I've only seen the 0x20000 SCSI return code in response to a RSCR event on the
fabric. You can trigger one of these events (usually) by disabling a port or
pulling a cable. There may be other ways to trigger an RSCR event. Could there
have been anything else happening on the fabric that would have caused the
switch trigger an RSCR event?
If you are sure that you had the ql2xprocessrscn=1 option set and you still saw
the 0x20000 error (which is DID_BUS_BUSY) then this point to something other
than the RSCR event.
Also, I am having trouble syncing up what is happening in the two log files
posted above. It appears the info listed as being displayed on the console is
absent from the log files.
What does the snapshot/run_snap status service do? It is interesting that even
after md failed over sdaz to another path, that I/O continues to be generated on
that device, go 2 more 0x20000 errors after that point:
Feb 16 10:44:00 sqaone01 clurgmgrd: : <info> Executing
Feb 16 10:44:28 sqaone01 kernel: SCSI error : <3 0 1 0> return code = 0x20000
Feb 16 10:44:28 sqaone01 kernel: end_request: I/O error, dev sdaz, sector 1648936
Feb 16 10:44:28 sqaone01 kernel: Operation continuing on 15 IO paths.
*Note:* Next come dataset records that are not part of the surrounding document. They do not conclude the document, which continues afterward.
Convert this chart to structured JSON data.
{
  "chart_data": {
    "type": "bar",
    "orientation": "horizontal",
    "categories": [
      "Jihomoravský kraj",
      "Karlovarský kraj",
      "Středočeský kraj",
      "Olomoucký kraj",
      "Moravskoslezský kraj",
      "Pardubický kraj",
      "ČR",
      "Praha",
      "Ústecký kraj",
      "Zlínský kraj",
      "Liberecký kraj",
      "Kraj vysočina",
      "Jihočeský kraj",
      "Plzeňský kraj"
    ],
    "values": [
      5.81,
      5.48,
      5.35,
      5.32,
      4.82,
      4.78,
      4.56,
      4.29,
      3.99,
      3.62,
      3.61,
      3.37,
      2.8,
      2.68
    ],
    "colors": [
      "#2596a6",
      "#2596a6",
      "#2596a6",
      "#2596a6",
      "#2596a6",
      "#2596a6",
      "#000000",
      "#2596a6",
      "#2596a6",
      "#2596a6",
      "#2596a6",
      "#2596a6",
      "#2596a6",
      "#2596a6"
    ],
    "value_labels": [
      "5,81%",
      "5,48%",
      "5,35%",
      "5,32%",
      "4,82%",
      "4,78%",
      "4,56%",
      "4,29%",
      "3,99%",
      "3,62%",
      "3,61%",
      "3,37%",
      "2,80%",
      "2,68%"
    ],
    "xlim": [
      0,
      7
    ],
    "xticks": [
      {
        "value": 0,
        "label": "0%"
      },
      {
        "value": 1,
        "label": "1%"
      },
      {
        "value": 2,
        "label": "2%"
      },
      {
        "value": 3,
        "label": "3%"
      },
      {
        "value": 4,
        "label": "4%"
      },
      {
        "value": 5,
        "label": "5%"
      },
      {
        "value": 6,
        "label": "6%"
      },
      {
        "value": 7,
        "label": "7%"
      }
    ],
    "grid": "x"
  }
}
Feb 16 10:44:28 sqaone01 kernel: end_request: I/O error, dev sdaz, sector 1648944
Feb 16 10:44:31 sqaone01 kernel: SCSI error : <3 0 1 0> return code = 0x20000
Feb 16 10:44:31 sqaone01 kernel: end_request: I/O error, dev sdaz, sector 1649264
Feb 16 10:44:31 sqaone01 kernel: end_request: I/O error, dev sdaz, sector 1649272
Feb 16 10:44:34 sqaone01 clurgmgrd: : <info> Executing
Feb 16 10:45:01 sqaone01 kernel: SCSI error : <3 0 1 0> return code = 0x20000
Feb 16 10:45:01 sqaone01 kernel: end_request: I/O error, dev sdaz, sector 1720704
Feb 16 10:45:01 sqaone01 kernel: end_request: I/O error, dev sdaz, sector 1720712
It was at this point that sqaone2 detected lost heartbeats to sqaone1 and
proceeded to fence him, or at least tried to.
Are you running mdmpd? (/etc/init.d/mdmpd start)
If not, I would highly recommend it. It seems to be the only reliable way I can
prevent 0x20000 SCSI error from taking down IO paths when using md multipathing
and the qla2xxx driver.
Closing this bug.
1. md multipathing is not longer supported for GFS. dm multipathing is preferred.
2. Cannot recreate the problem regarding gfs_glockd comsuming 98% cpu.